Abstract: We will highlight some of the ideas used to study the qualitative behavior of parabolic stochastic PDE (SPDE). We will also mention related topics such as the wave equation.

SPDE lies at the intersection of several different areas, and different groups have taken the subject in their own directions. For example, one could start with the functional analytic approach to PDE, and develop a similar framework for SPDE. Reasoning this way, one views solutions of SPDE as random variables taking values in Sobolev spaces (or other spaces), and the terms in the equations as operators and operator-valued random variables.

Another possibility is to think of an SPDE as a stochastic process. In this approach, we focus on the intriguing properties of Brownian motion, martingales, the Brownian sheet, Gaussian processes, and other stochastic process that we know and love. I will call this point of view the Walsh approach, named after Walsh's St. Flour notes.

To give a flavor of this approach, let us consider one particular process, the superprocess or Dawson-Watanabe process. Roughly speaking, this process solves the SPDE \[ \frac{\partial u}{\partial t} = \Delta u + \sqrt{u}\dot{W}(t,x). \] where $\dot{W}(t,x)$ is 2-parameter white noise. The superprocess arises as a limiting process in population dynamics and genetics. We will start with this connection, and see how it leads to an analysis of certain SPDE in terms of particles. Furthermore, ideas from particle systems, as given in Liggett's and Durrett's books, leads to useful information about SPDE. For example, certain SPDE exhibit phase transitions.

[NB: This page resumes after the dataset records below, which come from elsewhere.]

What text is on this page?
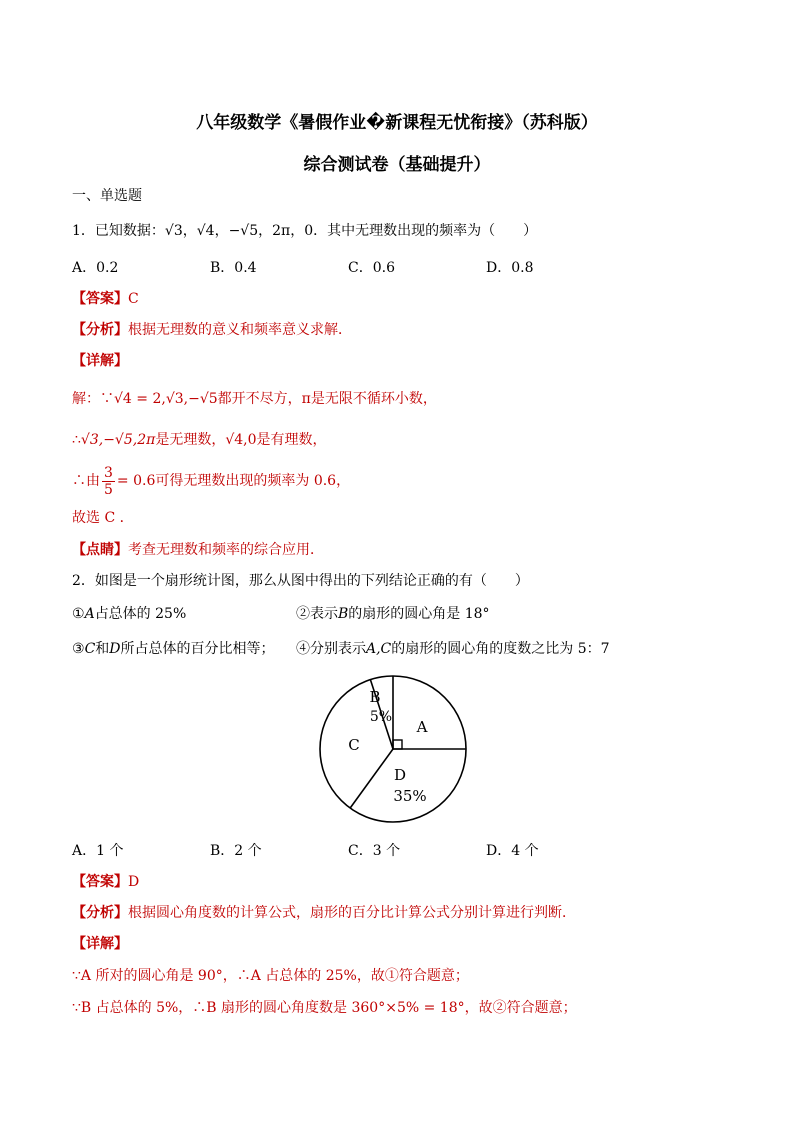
八年级数学《暑假作业�新课程无忧衔接》（苏科版）
综合测试卷（基础提升）
一、单选题
1．已知数据：√3，√4，−√5，2π，0．其中无理数出现的频率为（　　）
A．0.2	B．0.4	C．0.6	D．0.8
【答案】C
【分析】根据无理数的意义和频率意义求解．
【详解】
解：∵√4 = 2,√3,−√5都开不尽方，π是无限不循环小数，
∴√3,−√5,2π是无理数，√4,0是有理数，
∴由 $\frac{3}{5} = 0.6$可得无理数出现的频率为 0.6，
故选 C ．
【点睛】考查无理数和频率的综合应用．
2．如图是一个扇形统计图，那么从图中得出的下列结论正确的有（　　）
①A占总体的 25%	②表示B的扇形的圆心角是 18°
③C和D所占总体的百分比相等； ④分别表示A,C的扇形的圆心角的度数之比为 5：7
A
B
5%
C
D
35%
A．1 个	B．2 个	C．3 个	D．4 个
【答案】D
【分析】根据圆心角度数的计算公式，扇形的百分比计算公式分别计算进行判断．
【详解】
∵A 所对的圆心角是 90°，∴A 占总体的 25%，故①符合题意；
∵B 占总体的 5%，∴B 扇形的圆心角度数是 360°×5% = 18°，故②符合题意；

One of the sources of SPDE was the Zakai equation of filtering theory, and there was some work on the stochastic Navier-Stokes equation, but the theory of SPDE itself was not closely tied to applications. Luckily, physicists and engineers have now caught up, and SPDE is appearing in more and more scientific fields. I may mention some of these connections, such as randomly growing surfaces in solid-state physics and the theory of randomly moving polymers. Also, the stochastic Navier-Stokes equation has received much more intensive study in recent years.

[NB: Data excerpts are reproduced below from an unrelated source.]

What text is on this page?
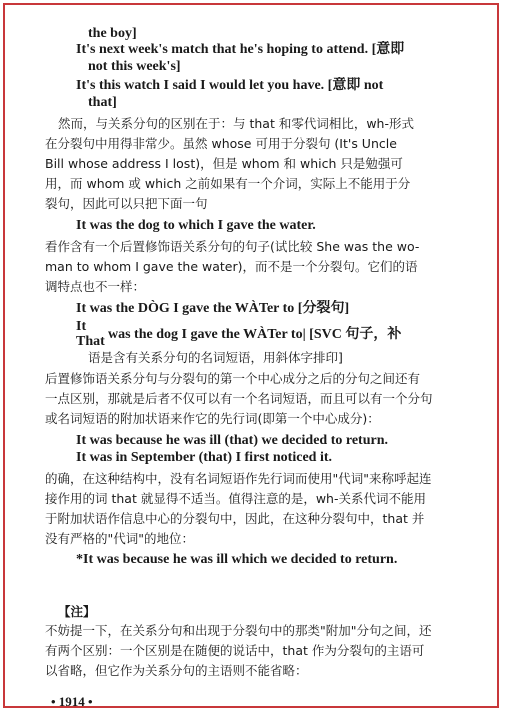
the boy]
It's next week's match that he's hoping to attend. [意即
not this week's]
It's this watch I said I would let you have. [意即 not
that]
然而，与关系分句的区别在于：与 that 和零代词相比，wh-形式
在分裂句中用得非常少。虽然 whose 可用于分裂句 (It's Uncle
Bill whose address I lost)，但是 whom 和 which 只是勉强可
用，而 whom 或 which 之前如果有一个介词，实际上不能用于分
裂句，因此可以只把下面一句
It was the dog to which I gave the water.
看作含有一个后置修饰语关系分句的句子(试比较 She was the wo-
man to whom I gave the water)，而不是一个分裂句。它们的语
调特点也不一样：
It was the DÒG I gave the WÀTer to [分裂句]
It
That was the dog I gave the WÀTer to| [SVC 句子，补
语是含有关系分句的名词短语，用斜体字排印]
后置修饰语关系分句与分裂句的第一个中心成分之后的分句之间还有
一点区别，那就是后者不仅可以有一个名词短语，而且可以有一个分句
或名词短语的附加状语来作它的先行词(即第一个中心成分)：
It was because he was ill (that) we decided to return.
It was in September (that) I first noticed it.
的确，在这种结构中，没有名词短语作先行词而使用"代词"来称呼起连
接作用的词 that 就显得不适当。值得注意的是，wh-关系代词不能用
于附加状语作信息中心的分裂句中，因此，在这种分裂句中，that 并
没有严格的"代词"的地位：
*It was because he was ill which we decided to return.
【注】
不妨提一下，在关系分句和出现于分裂句中的那类"附加"分句之间，还
有两个区别：一个区别是在随便的说话中，that 作为分裂句的主语可
以省略，但它作为关系分句的主语则不能省略：
• 1914 •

Here is a possible list of further topics, in no particular order. I will cater to the interests of the audience.
  1. Connections to the Superprocess
  2. Information from the Integral Equation
  3. Large Deviations
  4. Duality
  5. Invariant Measures via Coupling and other Methods
  6. SPDE as limits of particle systems
  7. The Feynman-Kac Formula
  8. Similar Ideas for the Wave Equation and Other Equations
  9. Potential Theory
Prerequisites: The first few chapters of Walsh's notes, or the equivalent. Some knowledge of superprocesses.